The Gateway is the control plane. Agents own work identity and policy. Sessions, Tasks, tools, skills, memory, channels, and nodes attach through that selected Agent instead of becoming separate product owners.

Components and flows

Gateway (daemon)

  • Maintains configured channel connections and runtime services.
  • Exposes a typed WS API (requests, responses, server-push events).
  • Validates inbound frames against JSON Schema.
  • Emits events like agent, chat, presence, health, heartbeat, and task scheduler events.

Clients (mac app / CLI / Control UI)

  • One WS connection per client.
  • Send requests such as health, status, agent, chat.send, and system-presence.
  • Subscribe to events (tick, agent, presence, shutdown).

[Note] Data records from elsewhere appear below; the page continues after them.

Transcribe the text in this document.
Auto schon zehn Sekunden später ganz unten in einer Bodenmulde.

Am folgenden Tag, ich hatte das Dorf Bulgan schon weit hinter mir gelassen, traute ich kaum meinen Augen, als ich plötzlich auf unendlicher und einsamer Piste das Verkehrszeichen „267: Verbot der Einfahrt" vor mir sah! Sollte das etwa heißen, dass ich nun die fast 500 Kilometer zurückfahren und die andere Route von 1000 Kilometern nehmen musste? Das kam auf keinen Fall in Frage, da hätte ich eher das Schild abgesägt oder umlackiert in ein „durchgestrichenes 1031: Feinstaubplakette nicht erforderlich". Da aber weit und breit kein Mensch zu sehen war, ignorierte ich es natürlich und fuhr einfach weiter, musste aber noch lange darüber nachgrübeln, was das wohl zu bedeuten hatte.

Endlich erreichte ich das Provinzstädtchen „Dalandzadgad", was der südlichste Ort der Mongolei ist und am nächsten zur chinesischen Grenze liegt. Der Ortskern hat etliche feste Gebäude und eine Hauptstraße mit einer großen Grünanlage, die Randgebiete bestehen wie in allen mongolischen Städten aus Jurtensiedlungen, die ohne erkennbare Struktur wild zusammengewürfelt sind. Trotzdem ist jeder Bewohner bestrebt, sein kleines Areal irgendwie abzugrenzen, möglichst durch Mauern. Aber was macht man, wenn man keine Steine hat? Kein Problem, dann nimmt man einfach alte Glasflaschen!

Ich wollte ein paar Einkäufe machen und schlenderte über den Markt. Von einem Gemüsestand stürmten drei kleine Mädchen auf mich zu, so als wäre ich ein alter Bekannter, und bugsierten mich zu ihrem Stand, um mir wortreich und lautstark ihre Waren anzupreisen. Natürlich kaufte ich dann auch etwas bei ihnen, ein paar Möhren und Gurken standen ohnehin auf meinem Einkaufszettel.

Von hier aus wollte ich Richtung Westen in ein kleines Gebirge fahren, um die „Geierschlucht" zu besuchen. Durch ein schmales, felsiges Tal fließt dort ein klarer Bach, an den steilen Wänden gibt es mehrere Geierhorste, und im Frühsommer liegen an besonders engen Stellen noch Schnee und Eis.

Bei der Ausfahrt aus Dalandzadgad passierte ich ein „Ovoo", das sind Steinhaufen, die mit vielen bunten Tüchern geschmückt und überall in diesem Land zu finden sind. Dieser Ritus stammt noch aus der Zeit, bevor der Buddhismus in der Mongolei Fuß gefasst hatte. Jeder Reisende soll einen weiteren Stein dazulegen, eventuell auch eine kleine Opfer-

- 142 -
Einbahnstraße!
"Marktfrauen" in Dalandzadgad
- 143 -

Nodes (macOS / iOS / Android / headless)

  • Connect to the same WS server with role: node.
  • Provide a device identity in connect; pairing is device-based (role node) and approval lives in the device pairing store.
  • Expose commands such as canvas.*, camera.*, screen.record, and location.get when the paired node advertises those capabilities.
Protocol details:

WebChat

  • Static UI that uses the Gateway WS API for chat history and sends.
  • In remote setups, connects through the same SSH/Tailscale tunnel as other clients.

Connection lifecycle (single client)

Wire protocol (summary)

  • Transport: WebSocket, text frames with JSON payloads.
  • First frame must be connect.
  • After handshake:
    • Requests: {type:"req", id, method, params} -> {type:"res", id, ok, payload|error}
    • Events: {type:"event", event, payload, seq?, stateVersion?}
  • If FASED_GATEWAY_TOKEN (or --token) is set, connect.params.auth.token must match or the socket closes.
  • Side-effecting methods such as agent, chat.send, and send use idempotency keys where the method schema requires them; the server keeps a short-lived dedupe cache.
  • Nodes must include role: "node" plus caps/commands/permissions in connect.

Pairing + local trust

  • Modern WS clients (operators + nodes) include a device identity on connect.
  • New device IDs require pairing approval; the Gateway issues a device token for subsequent connects.
  • Local connects (loopback or the gateway host’s own tailnet address) can be auto-approved to keep same-host UX smooth.
  • Modern clients sign the connect.challenge nonce.
  • Signature payload v3 also binds platform + deviceFamily; the gateway pins paired metadata on reconnect and requires repair pairing for metadata changes.
  • Non-local connects still require explicit approval.
  • Gateway auth (gateway.auth.*) still applies to all connections, local or remote.
Details: Gateway protocol, Pairing, Security.

Protocol typing and codegen

  • TypeBox schemas define the protocol.
  • JSON Schema is generated from those schemas.
  • Swift models are generated from the JSON Schema.

Remote access

  • Preferred: Tailscale or VPN.
  • Alternative: SSH tunnel
    ssh -N -L 18789:127.0.0.1:18789 user@host
    
  • The same handshake + auth token apply over the tunnel.
  • TLS + optional pinning can be enabled for WS in remote setups.

Operations snapshot

  • Start: fased gateway (foreground, logs to stdout).
  • Health: health over WS (also included in hello-ok).
  • Supervision: launchd/systemd for auto-restart.

Invariants

  • A linked WhatsApp account should be controlled by only one running Gateway process at a time.
  • Handshake is mandatory; any non-JSON or non-connect first frame is a hard close.
  • Events are not replayed; clients must refresh on gaps.